Jones’, though, saw his chance for a win fly out the window when he wrecked with Joe Gibbs Racing teammate Daniel Suarez with just over 50 laps remaining.
“I just made a mistake,” Jones said. “I basically turned the 19 (Suarez). It’s unfortunate. I feel bad for Daniel, and I feel bad for this team and my guys. The Reser’s Camry was really good, and it deserved a good finish and was probably good enough to win. I just threw it away on that restart and tried to make too much happen too quick. Just trying to get back in line behind them before the others got there, and I wasn’t clear. Just mad at myself.”
By that time, Keselowski had taken the lead through pit strategy. A few laps earlier, Keselowski and Allgaier, along with three other drivers, stayed out during a yellow flag while the rest of the field headed to pit road one final time.
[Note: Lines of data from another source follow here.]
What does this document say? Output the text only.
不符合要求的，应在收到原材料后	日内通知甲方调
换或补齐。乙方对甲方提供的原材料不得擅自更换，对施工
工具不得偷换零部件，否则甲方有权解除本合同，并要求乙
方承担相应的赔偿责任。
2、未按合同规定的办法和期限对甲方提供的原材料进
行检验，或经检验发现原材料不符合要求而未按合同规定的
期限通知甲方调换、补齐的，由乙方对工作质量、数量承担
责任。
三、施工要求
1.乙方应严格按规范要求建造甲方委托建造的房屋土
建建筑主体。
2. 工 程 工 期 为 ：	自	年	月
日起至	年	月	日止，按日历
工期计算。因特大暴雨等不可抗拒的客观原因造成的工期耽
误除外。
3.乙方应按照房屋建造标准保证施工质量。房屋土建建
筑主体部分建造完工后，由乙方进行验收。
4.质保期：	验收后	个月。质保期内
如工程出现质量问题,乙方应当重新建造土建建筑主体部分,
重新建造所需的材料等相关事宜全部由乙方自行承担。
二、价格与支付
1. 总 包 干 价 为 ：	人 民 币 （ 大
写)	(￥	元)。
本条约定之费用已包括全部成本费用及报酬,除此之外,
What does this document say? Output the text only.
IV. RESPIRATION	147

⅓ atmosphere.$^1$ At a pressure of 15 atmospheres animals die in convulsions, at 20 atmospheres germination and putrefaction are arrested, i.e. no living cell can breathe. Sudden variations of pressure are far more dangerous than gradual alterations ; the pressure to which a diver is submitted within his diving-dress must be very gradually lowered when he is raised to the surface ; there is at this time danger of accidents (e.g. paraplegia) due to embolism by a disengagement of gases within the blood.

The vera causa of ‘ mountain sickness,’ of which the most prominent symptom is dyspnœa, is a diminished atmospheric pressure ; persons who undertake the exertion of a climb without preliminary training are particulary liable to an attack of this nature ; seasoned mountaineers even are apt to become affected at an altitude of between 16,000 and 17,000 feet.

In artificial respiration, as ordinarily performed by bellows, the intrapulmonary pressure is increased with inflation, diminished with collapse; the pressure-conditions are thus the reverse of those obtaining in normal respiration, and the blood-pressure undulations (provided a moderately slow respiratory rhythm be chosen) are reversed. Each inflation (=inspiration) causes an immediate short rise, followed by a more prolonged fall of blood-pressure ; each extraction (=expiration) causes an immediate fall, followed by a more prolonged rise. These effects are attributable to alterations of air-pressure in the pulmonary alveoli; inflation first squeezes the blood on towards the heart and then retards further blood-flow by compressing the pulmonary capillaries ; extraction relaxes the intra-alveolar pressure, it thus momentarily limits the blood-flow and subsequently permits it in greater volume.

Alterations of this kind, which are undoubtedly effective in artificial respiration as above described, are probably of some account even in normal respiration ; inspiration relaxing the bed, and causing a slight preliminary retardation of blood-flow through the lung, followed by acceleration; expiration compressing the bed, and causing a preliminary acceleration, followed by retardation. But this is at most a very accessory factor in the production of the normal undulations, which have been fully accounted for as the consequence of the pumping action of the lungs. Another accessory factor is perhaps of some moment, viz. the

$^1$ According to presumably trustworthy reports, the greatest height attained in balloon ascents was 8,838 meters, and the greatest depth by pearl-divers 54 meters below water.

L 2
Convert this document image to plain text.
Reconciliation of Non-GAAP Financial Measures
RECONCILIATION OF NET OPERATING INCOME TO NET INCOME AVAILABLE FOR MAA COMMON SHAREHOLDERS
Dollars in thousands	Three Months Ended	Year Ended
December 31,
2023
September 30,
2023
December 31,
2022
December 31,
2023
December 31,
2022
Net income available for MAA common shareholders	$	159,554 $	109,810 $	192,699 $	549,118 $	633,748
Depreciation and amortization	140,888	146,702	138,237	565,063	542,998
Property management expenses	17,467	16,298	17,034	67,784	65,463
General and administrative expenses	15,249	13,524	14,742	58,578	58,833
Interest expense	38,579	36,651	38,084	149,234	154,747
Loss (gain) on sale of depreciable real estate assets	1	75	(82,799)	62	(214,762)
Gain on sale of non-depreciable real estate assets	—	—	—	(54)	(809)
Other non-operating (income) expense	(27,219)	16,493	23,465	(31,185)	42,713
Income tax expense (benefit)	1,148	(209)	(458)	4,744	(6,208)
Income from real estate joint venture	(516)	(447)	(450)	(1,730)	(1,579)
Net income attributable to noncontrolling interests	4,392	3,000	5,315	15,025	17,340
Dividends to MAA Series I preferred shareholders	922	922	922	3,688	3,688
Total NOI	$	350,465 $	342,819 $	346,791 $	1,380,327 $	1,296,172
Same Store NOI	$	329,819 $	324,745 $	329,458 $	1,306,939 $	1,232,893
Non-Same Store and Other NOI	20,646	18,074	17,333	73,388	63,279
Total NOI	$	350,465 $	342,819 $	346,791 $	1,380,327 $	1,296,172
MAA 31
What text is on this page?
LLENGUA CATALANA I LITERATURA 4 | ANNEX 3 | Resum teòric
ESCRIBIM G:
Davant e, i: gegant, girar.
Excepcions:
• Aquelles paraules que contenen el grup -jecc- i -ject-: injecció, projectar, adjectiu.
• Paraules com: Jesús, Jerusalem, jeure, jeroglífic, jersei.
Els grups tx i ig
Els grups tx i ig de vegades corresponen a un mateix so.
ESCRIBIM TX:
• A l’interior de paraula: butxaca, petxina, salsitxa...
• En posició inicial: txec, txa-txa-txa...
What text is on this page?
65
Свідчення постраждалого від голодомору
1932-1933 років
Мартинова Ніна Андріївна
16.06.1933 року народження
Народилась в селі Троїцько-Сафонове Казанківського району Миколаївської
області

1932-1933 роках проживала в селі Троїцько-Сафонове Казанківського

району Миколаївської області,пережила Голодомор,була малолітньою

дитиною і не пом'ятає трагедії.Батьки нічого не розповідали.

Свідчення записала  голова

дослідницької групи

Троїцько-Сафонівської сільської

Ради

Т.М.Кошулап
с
Keselowski restarted with the lead and Allgaier was fifth, while Larson, the first driver off pit road, restarted sixth.
Larson, with newer tires, got up to second on the restart after the Jones/Suarez wereck and challenged Keselowski for the lead. The two made contact, allowing Busch to take second from Larson, but Keselowski maintained his position up front.
Ty Dillon took a quick lead late in the race when he got by both Busch and Keselowski on a restart, but he got into the wall with under 10 laps to go, allowing Keselowski and Busch to reassume their positions in the top-two spots of the running order.
In the meantime, Austin Dillon moved into third, putting himself in position to take advantage of the contact between the top-two and Keselowski running out of fuel.
“It was interesting to have another lane down at the bottom of the track [because of changes made to the surface in an attempt to improve racing], and it ended up being a race on those last two restarts,” Dillon said. “At the end of the race, I listened to the advice of my grandfather (car owner, Richard Childress) on what lane to choose to restart, and I’m glad I did. It really worked out.”
Finishing sixth through 10th were Jeremy Clements, Wallace, Blake Koch, Brandon Jones and Corey LaJoie. For LaJoie, the 10th-place finish was his first-career top-10.
“That was a lot of fun out there tonight,” LaJoie said. “We struggled with being a little tight throughout the race, but the guys on this JGL Racing team stuck behind me, and we never gave up.”